D’altronde il mito di Venezia s’interseca con la venerazione di San Marco, arrivato in Laguna da Alessandria d’Egitto secondo un’antica profezia. E tuttora San Marco e il suo simbolo evangelico rappresentato dal leone sono onnipresenti in città anche dopo le razzie napoleoniche con relative scalpellature del simbolo marciano da centinaia di luoghi cittadini.

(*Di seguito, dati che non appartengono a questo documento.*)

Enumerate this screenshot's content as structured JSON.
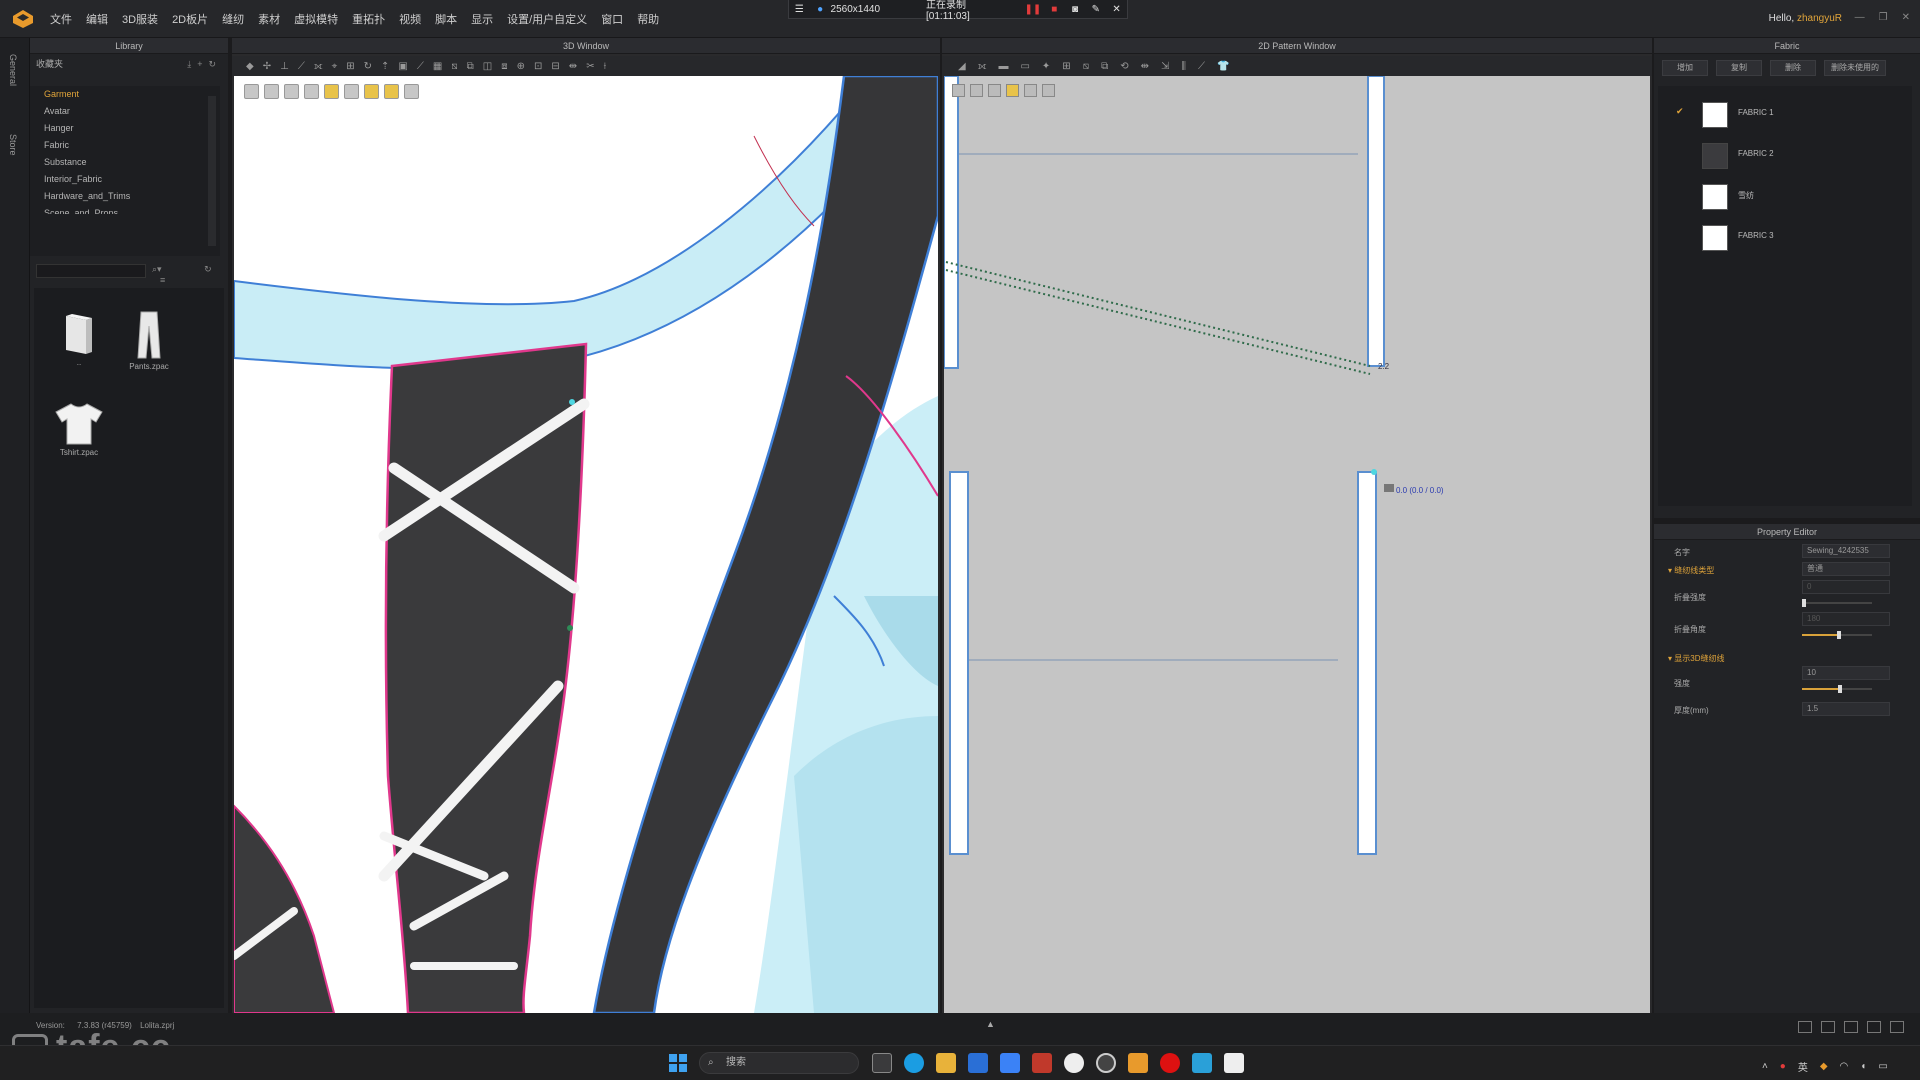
{
  "menubar": {
    "items": [
      "文件",
      "编辑",
      "3D服装",
      "2D板片",
      "缝纫",
      "素材",
      "虚拟模特",
      "重拓扑",
      "视频",
      "脚本",
      "显示",
      "设置/用户自定义",
      "窗口",
      "帮助"
    ],
    "greeting": "Hello, ",
    "user": "zhangyuR"
  },
  "recording": {
    "resolution": "2560x1440",
    "status": "正在录制 [01:11:03]",
    "accent": "#e23b3b"
  },
  "side_strip": {
    "top": "General",
    "bottom": "Store"
  },
  "library": {
    "title": "Library",
    "subtitle": "收藏夹",
    "tree": [
      "Garment",
      "Avatar",
      "Hanger",
      "Fabric",
      "Substance",
      "Interior_Fabric",
      "Hardware_and_Trims",
      "Scene_and_Props"
    ],
    "items": [
      {
        "label": "..",
        "icon": "folder-icon"
      },
      {
        "label": "Pants.zpac",
        "icon": "pants-icon"
      },
      {
        "label": "Tshirt.zpac",
        "icon": "tshirt-icon"
      }
    ]
  },
  "view3d": {
    "title": "3D Window"
  },
  "view2d": {
    "title": "2D Pattern Window",
    "label_a": "2.2",
    "readout": "0.0 (0.0 / 0.0)"
  },
  "fabric": {
    "title": "Fabric",
    "buttons": [
      "增加",
      "复制",
      "删除",
      "删除未使用的"
    ],
    "items": [
      {
        "name": "FABRIC 1",
        "checked": true,
        "swatch": "#ffffff"
      },
      {
        "name": "FABRIC 2",
        "checked": false,
        "swatch": "#3b3b3e"
      },
      {
        "name": "雪纺",
        "checked": false,
        "swatch": "#ffffff"
      },
      {
        "name": "FABRIC 3",
        "checked": false,
        "swatch": "#ffffff"
      }
    ]
  },
  "property": {
    "title": "Property Editor",
    "name_label": "名字",
    "name_value": "Sewing_4242535",
    "section_type": "缝纫线类型",
    "type_value": "普通",
    "fold_strength": "折叠强度",
    "fold_strength_value": "0",
    "fold_angle": "折叠角度",
    "fold_angle_value": "180",
    "section_3d": "显示3D缝纫线",
    "strength": "强度",
    "strength_value": "10",
    "thickness": "厚度(mm)",
    "thickness_value": "1.5"
  },
  "status": {
    "version_label": "Version:",
    "version": "7.3.83 (r45759)",
    "file": "Lolita.zprj"
  },
  "watermark": "tafe.cc",
  "taskbar": {
    "search": "搜索",
    "ime": "英"
  },
  "colors": {
    "accent": "#e0a43a",
    "seam_blue": "#3f7fd6",
    "seam_pink": "#e0388c",
    "fabric_light_blue": "#c9edf6",
    "fabric_dark": "#3a3a3c"
  }
}
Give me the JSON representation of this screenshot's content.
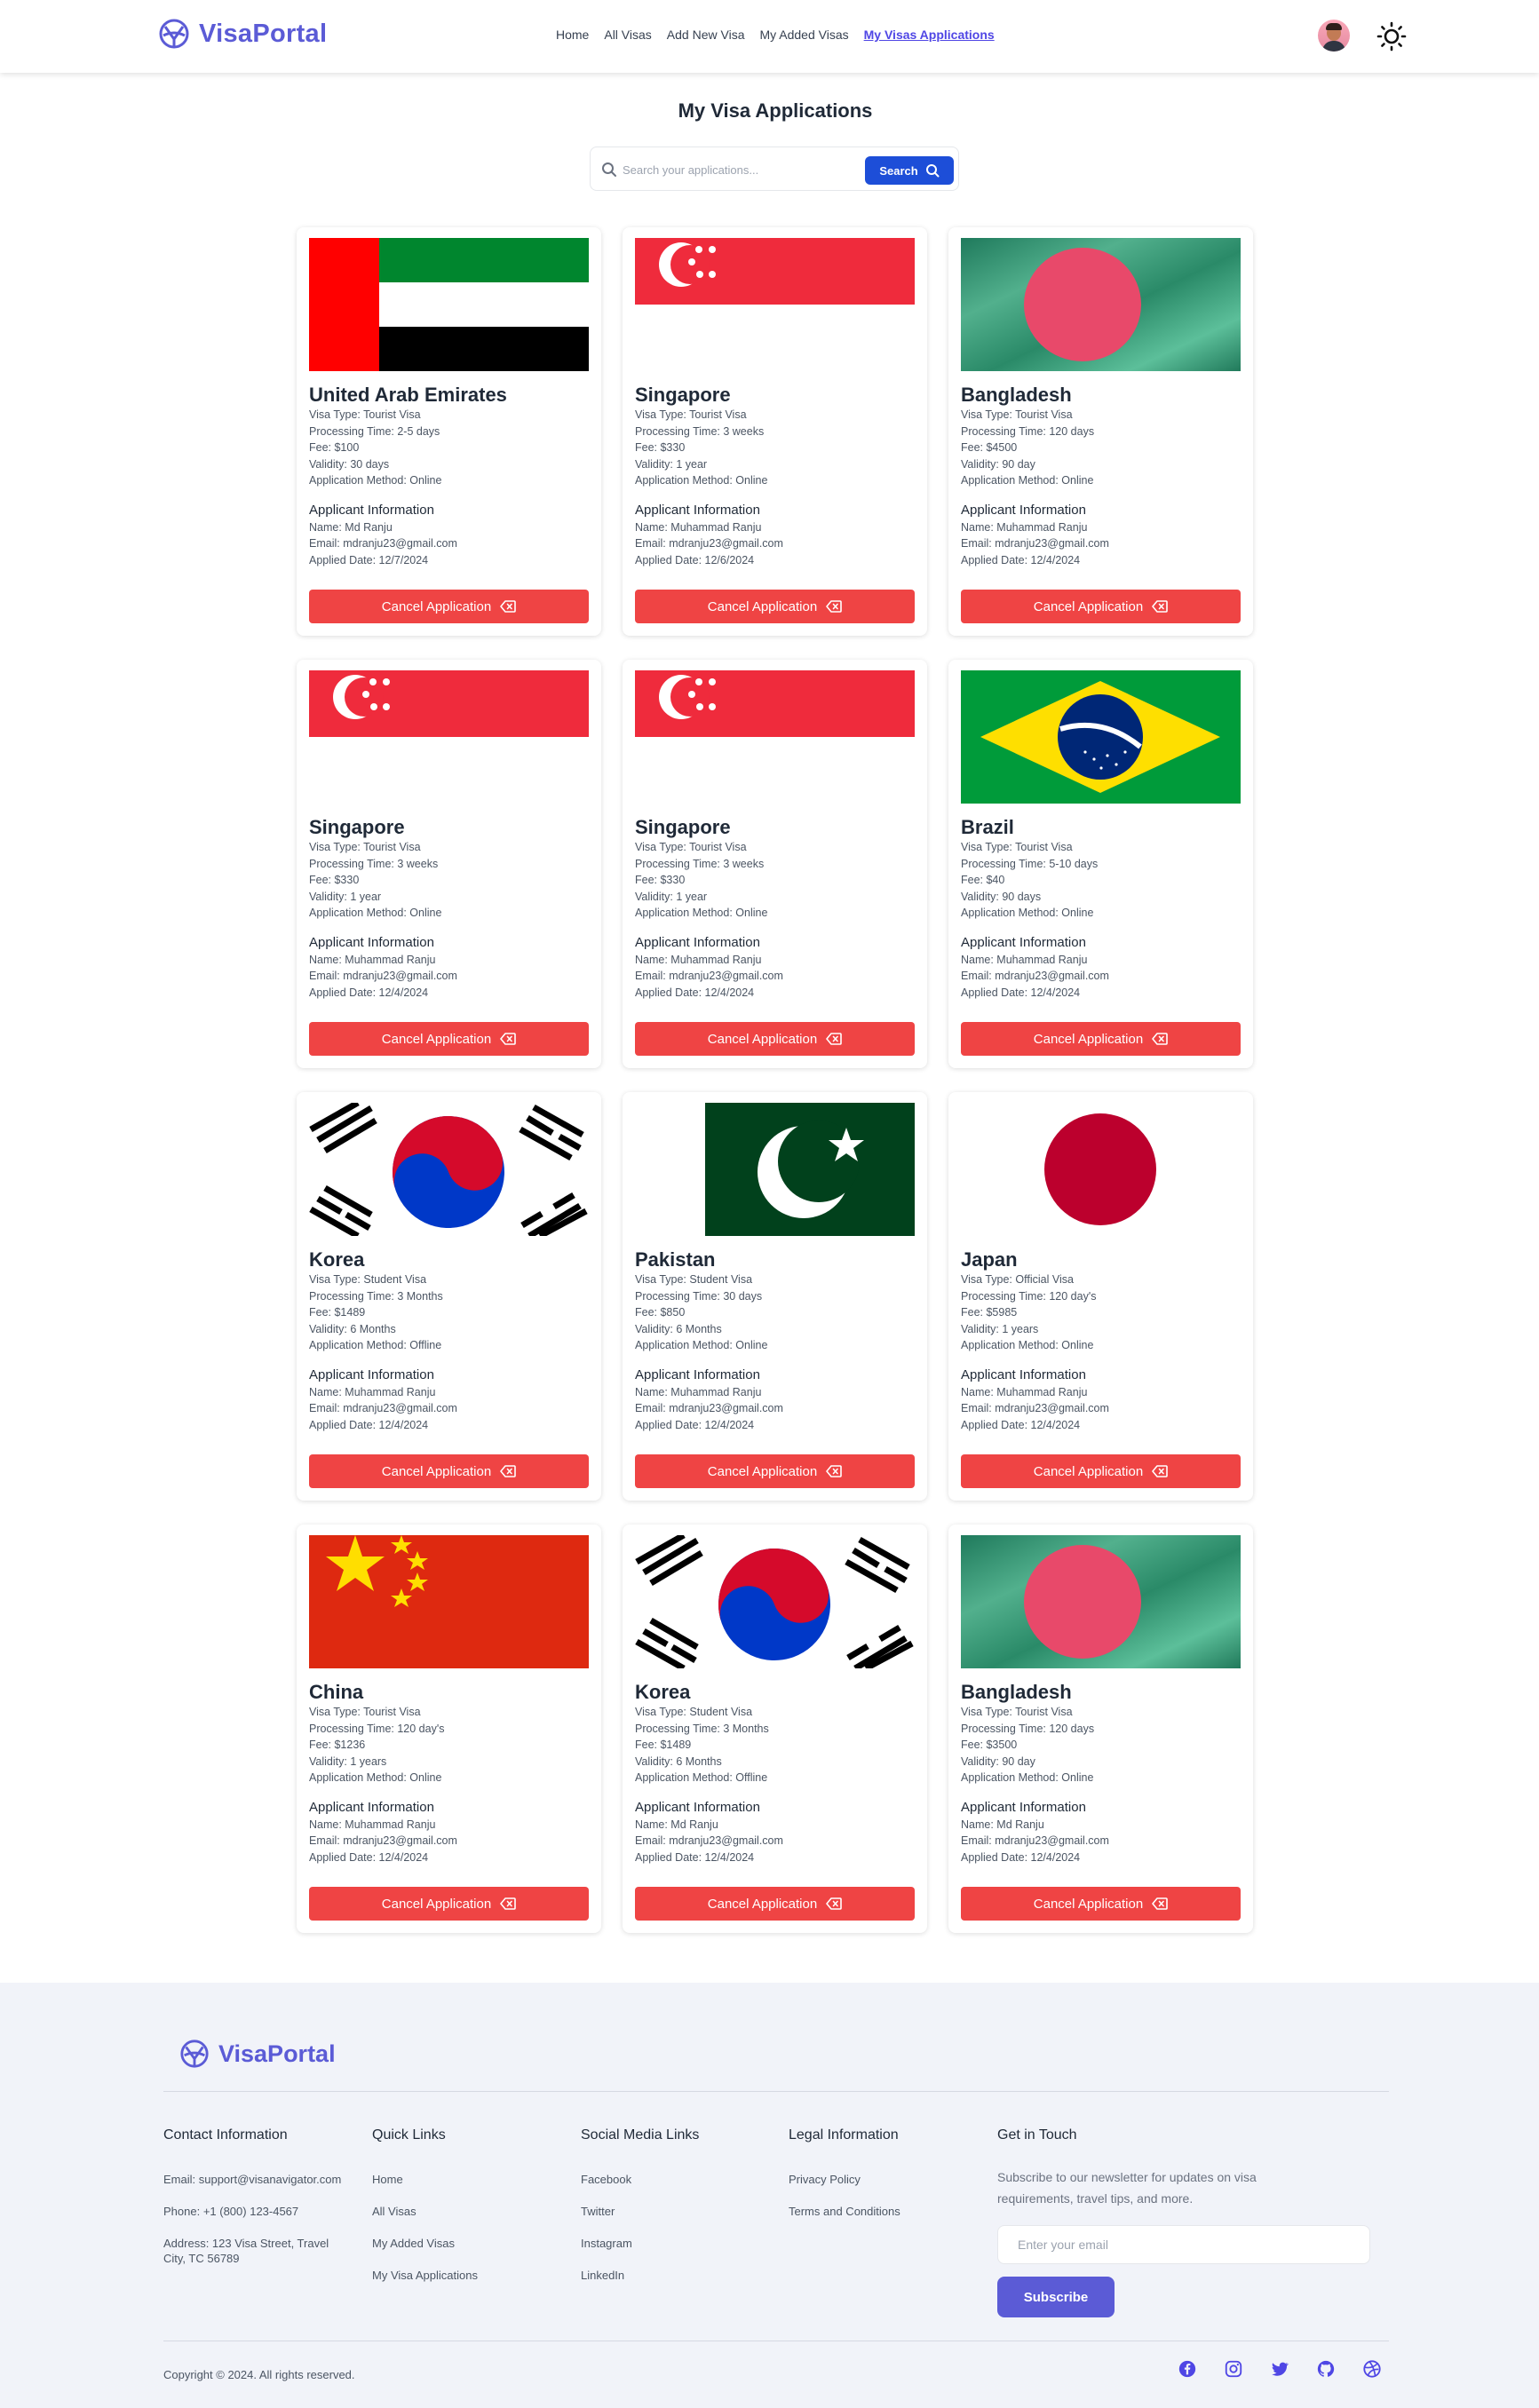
{
  "header": {
    "logo_text": "VisaPortal",
    "nav": [
      "Home",
      "All Visas",
      "Add New Visa",
      "My Added Visas",
      "My Visas Applications"
    ],
    "active_nav_index": 4
  },
  "main": {
    "title": "My Visa Applications",
    "search_placeholder": "Search your applications...",
    "search_button": "Search"
  },
  "labels": {
    "applicant_info": "Applicant Information",
    "cancel": "Cancel Application"
  },
  "applications": [
    {
      "flag": "uae",
      "country": "United Arab Emirates",
      "visa_type": "Visa Type: Tourist Visa",
      "processing": "Processing Time: 2-5 days",
      "fee": "Fee: $100",
      "validity": "Validity: 30 days",
      "method": "Application Method: Online",
      "name": "Name: Md Ranju",
      "email": "Email: mdranju23@gmail.com",
      "date": "Applied Date: 12/7/2024"
    },
    {
      "flag": "singapore",
      "country": "Singapore",
      "visa_type": "Visa Type: Tourist Visa",
      "processing": "Processing Time: 3 weeks",
      "fee": "Fee: $330",
      "validity": "Validity: 1 year",
      "method": "Application Method: Online",
      "name": "Name: Muhammad Ranju",
      "email": "Email: mdranju23@gmail.com",
      "date": "Applied Date: 12/6/2024"
    },
    {
      "flag": "bangladesh",
      "country": "Bangladesh",
      "visa_type": "Visa Type: Tourist Visa",
      "processing": "Processing Time: 120 days",
      "fee": "Fee: $4500",
      "validity": "Validity: 90 day",
      "method": "Application Method: Online",
      "name": "Name: Muhammad Ranju",
      "email": "Email: mdranju23@gmail.com",
      "date": "Applied Date: 12/4/2024"
    },
    {
      "flag": "singapore",
      "country": "Singapore",
      "visa_type": "Visa Type: Tourist Visa",
      "processing": "Processing Time: 3 weeks",
      "fee": "Fee: $330",
      "validity": "Validity: 1 year",
      "method": "Application Method: Online",
      "name": "Name: Muhammad Ranju",
      "email": "Email: mdranju23@gmail.com",
      "date": "Applied Date: 12/4/2024"
    },
    {
      "flag": "singapore",
      "country": "Singapore",
      "visa_type": "Visa Type: Tourist Visa",
      "processing": "Processing Time: 3 weeks",
      "fee": "Fee: $330",
      "validity": "Validity: 1 year",
      "method": "Application Method: Online",
      "name": "Name: Muhammad Ranju",
      "email": "Email: mdranju23@gmail.com",
      "date": "Applied Date: 12/4/2024"
    },
    {
      "flag": "brazil",
      "country": "Brazil",
      "visa_type": "Visa Type: Tourist Visa",
      "processing": "Processing Time: 5-10 days",
      "fee": "Fee: $40",
      "validity": "Validity: 90 days",
      "method": "Application Method: Online",
      "name": "Name: Muhammad Ranju",
      "email": "Email: mdranju23@gmail.com",
      "date": "Applied Date: 12/4/2024"
    },
    {
      "flag": "korea",
      "country": "Korea",
      "visa_type": "Visa Type: Student Visa",
      "processing": "Processing Time: 3 Months",
      "fee": "Fee: $1489",
      "validity": "Validity: 6 Months",
      "method": "Application Method: Offline",
      "name": "Name: Muhammad Ranju",
      "email": "Email: mdranju23@gmail.com",
      "date": "Applied Date: 12/4/2024"
    },
    {
      "flag": "pakistan",
      "country": "Pakistan",
      "visa_type": "Visa Type: Student Visa",
      "processing": "Processing Time: 30 days",
      "fee": "Fee: $850",
      "validity": "Validity: 6 Months",
      "method": "Application Method: Online",
      "name": "Name: Muhammad Ranju",
      "email": "Email: mdranju23@gmail.com",
      "date": "Applied Date: 12/4/2024"
    },
    {
      "flag": "japan",
      "country": "Japan",
      "visa_type": "Visa Type: Official Visa",
      "processing": "Processing Time: 120 day's",
      "fee": "Fee: $5985",
      "validity": "Validity: 1 years",
      "method": "Application Method: Online",
      "name": "Name: Muhammad Ranju",
      "email": "Email: mdranju23@gmail.com",
      "date": "Applied Date: 12/4/2024"
    },
    {
      "flag": "china",
      "country": "China",
      "visa_type": "Visa Type: Tourist Visa",
      "processing": "Processing Time: 120 day's",
      "fee": "Fee: $1236",
      "validity": "Validity: 1 years",
      "method": "Application Method: Online",
      "name": "Name: Muhammad Ranju",
      "email": "Email: mdranju23@gmail.com",
      "date": "Applied Date: 12/4/2024"
    },
    {
      "flag": "korea",
      "country": "Korea",
      "visa_type": "Visa Type: Student Visa",
      "processing": "Processing Time: 3 Months",
      "fee": "Fee: $1489",
      "validity": "Validity: 6 Months",
      "method": "Application Method: Offline",
      "name": "Name: Md Ranju",
      "email": "Email: mdranju23@gmail.com",
      "date": "Applied Date: 12/4/2024"
    },
    {
      "flag": "bangladesh",
      "country": "Bangladesh",
      "visa_type": "Visa Type: Tourist Visa",
      "processing": "Processing Time: 120 days",
      "fee": "Fee: $3500",
      "validity": "Validity: 90 day",
      "method": "Application Method: Online",
      "name": "Name: Md Ranju",
      "email": "Email: mdranju23@gmail.com",
      "date": "Applied Date: 12/4/2024"
    }
  ],
  "footer": {
    "logo_text": "VisaPortal",
    "contact": {
      "title": "Contact Information",
      "email": "Email: support@visanavigator.com",
      "phone": "Phone: +1 (800) 123-4567",
      "address": "Address: 123 Visa Street, Travel City, TC 56789"
    },
    "quick_links": {
      "title": "Quick Links",
      "items": [
        "Home",
        "All Visas",
        "My Added Visas",
        "My Visa Applications"
      ]
    },
    "social": {
      "title": "Social Media Links",
      "items": [
        "Facebook",
        "Twitter",
        "Instagram",
        "LinkedIn"
      ]
    },
    "legal": {
      "title": "Legal Information",
      "items": [
        "Privacy Policy",
        "Terms and Conditions"
      ]
    },
    "newsletter": {
      "title": "Get in Touch",
      "text": "Subscribe to our newsletter for updates on visa requirements, travel tips, and more.",
      "placeholder": "Enter your email",
      "button": "Subscribe"
    },
    "copyright": "Copyright © 2024. All rights reserved.",
    "social_icons": [
      "facebook-icon",
      "instagram-icon",
      "twitter-icon",
      "github-icon",
      "dribbble-icon"
    ]
  }
}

E cosi, attraverso i secoli, Ortalli ripercorre cronache e la più varia e vasta storiografia, sempre raccontando la vera storia confrontata con il mito che l’ha accompagnata e alimentata. Secoli di splendore artistico e culturale, che fino alla fine della Repubblica si espresse a Venezia ai massimi livelli, affascinando i primi “turisti” che arrivavano in città non per commerciare ma per vedere la magnificenza dei palazzi, la raffinatezza e la cultura; ma anche alla fine la dissolutezza dei costumi, la decadenza delle istituzioni, la dilagante povertà e poi le occupazioni francese e austriaca.
Anche l’ultimo secolo della Repubblica di San Marco prima della fine è accompagnato da una vasta propaganda non più tanto interna ma piuttosto esterna, alimentata da scrittori stranieri, francesi, tedeschi, svizzeri, inglesi, dei quali Ortalli rende ampia testimonianza.
Una Repubblica Serenissima che il lettore collocherà a sua scelta tra pop e rock, della quale tantissimi autori hanno parlato e scritto, dalla classica notte dei tempi fino a oggi, in una storia e in un mito senza fine. Bene o male, basta che si parli di te, cara Venezia.